On December 23, 2007 the Plaintiff fell on a City of Toronto sidewalk, which was covered in ice.  A severe snow storm had occurred one week prior and the City had been working to clear the snow and ice from this storm. In his determination  of whether the City was grossly negligent, the trial judge cited a two part test:

  1. Was the municipality’s general  policy with respect to ice and snow removal a reasonable one?
  2. Was the municipality’s response on the occasion in question (that is to say, the implementation of its policy) reasonable?

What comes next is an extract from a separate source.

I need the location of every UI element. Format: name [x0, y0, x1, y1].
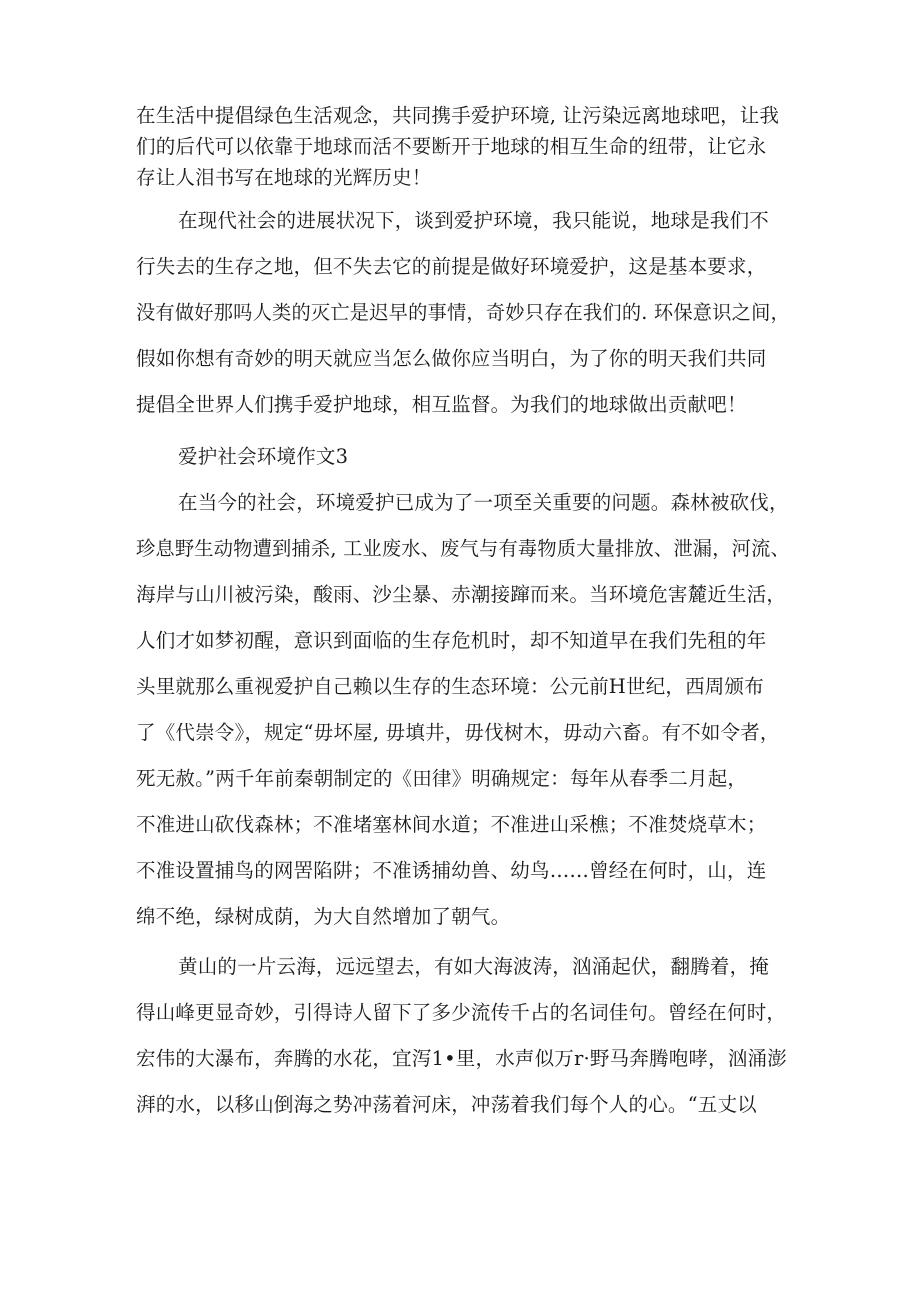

The Court found the City was not grossly negligent.  They had a number of measures in place to deal with the presence of ice and snow on the roads and sidewalks, including patrols, ploughing plans, and a complaint system. The trial judge also found that on the occasion in question, the City’s response was reasonable. Thy City initiated their ploughing operations when the heavy snowfall began and continued until conditions improved on December 21, 2007. The temperature remained above freezing on the day before and after the Plaintiff’s fall and for that reason it was reasonable for the sidewalks to remain unsalted.

Despite not finding any gross negligence, the trial judge assessed the Plaintiff’s contributory negligence at 25% for wearing shoes that were not fit for the weather.